By Ryan Reuter, Ph.D.

Posted Oct. 31, 2011

Internal parasites cost U.S. cattle operations an estimated $200 million annually. While several chemicals and formulations are approved to control worms in cattle, there have been recent reports of declining efficacy of some dewormers. The decline in efficacy could be due to over-use of some chemicals (i.e., resistance), the variability in bioactivity of some formulations (i.e., injectables versus pour-ons, manufacturer differences, etc.) and/or dosage or delivery errors by producers. To help producers manage health and performance of their cattle, the Noble Research Institute undertook a research study to investigate the effectiveness of some popular dewormers.

Table 1.

The research trial used 497 stocker calves purchased from Oklahoma and Texas sale barns during spring 2011. The cattle were processed with an industry standard processing protocol and grouped into pens of approximately 50 animals. One of five dewormer treatments (Table 1) was applied to animals in each pen. Average daily gain (ADG) was measured over a 42-day receiving period during which the steers were fed free-choice hay and 5 pounds per day of a receiving ration. Additionally, fecal samples were collected from each steer prior to treatment and 14 days following treatment. An independent laboratory determined the number of worm eggs that were being shed from each steer. From those egg counts, a 14-day fecal egg count reduction statistic was calculated for each pen. This statistic is the industry accepted way to determine efficacy of dewormers in cattle.

Figure 1.

Average daily gain was similar among the dewormer treatments (Table 1). However, Figure 1 reveals that fenbendazole produced the greatest reduction (99 percent) in egg shedding.

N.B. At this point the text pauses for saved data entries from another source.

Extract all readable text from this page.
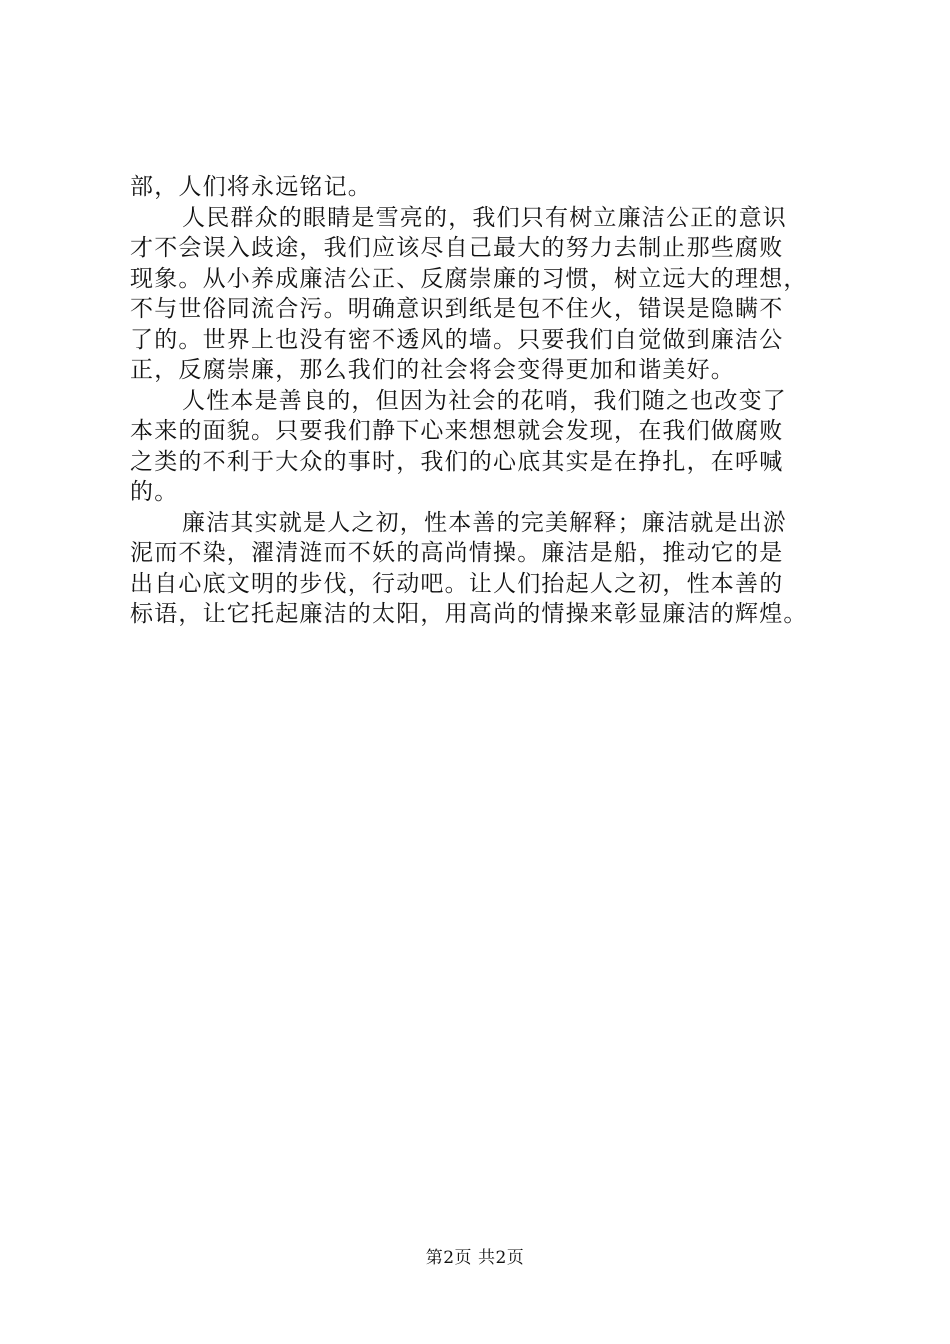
部，人们将永远铭记。
人民群众的眼睛是雪亮的，我们只有树立廉洁公正的意识
才不会误入歧途，我们应该尽自己最大的努力去制止那些腐败
现象。从小养成廉洁公正、反腐崇廉的习惯，树立远大的理想，
不与世俗同流合污。明确意识到纸是包不住火，错误是隐瞒不
了的。世界上也没有密不透风的墙。只要我们自觉做到廉洁公
正，反腐崇廉，那么我们的社会将会变得更加和谐美好。
人性本是善良的，但因为社会的花哨，我们随之也改变了
本来的面貌。只要我们静下心来想想就会发现，在我们做腐败
之类的不利于大众的事时，我们的心底其实是在挣扎，在呼喊
的。
廉洁其实就是人之初，性本善的完美解释；廉洁就是出淤
泥而不染，濯清涟而不妖的高尚情操。廉洁是船，推动它的是
出自心底文明的步伐，行动吧。让人们抬起人之初，性本善的
标语，让它托起廉洁的太阳，用高尚的情操来彰显廉洁的辉煌。
第2页 共2页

The steers that received no dewormer actually increased the number of eggs they were shedding. The formulations of ivermectin that we tested were not effective at reducing the number of eggs shed. This trial would indicate that producers who are interested in reducing parasite loads in their stocker cattle should consider using a dewormer other than ivermectin. Producers should work with their animal health advisors to design an integrated parasite control program specific to their operations and objectives.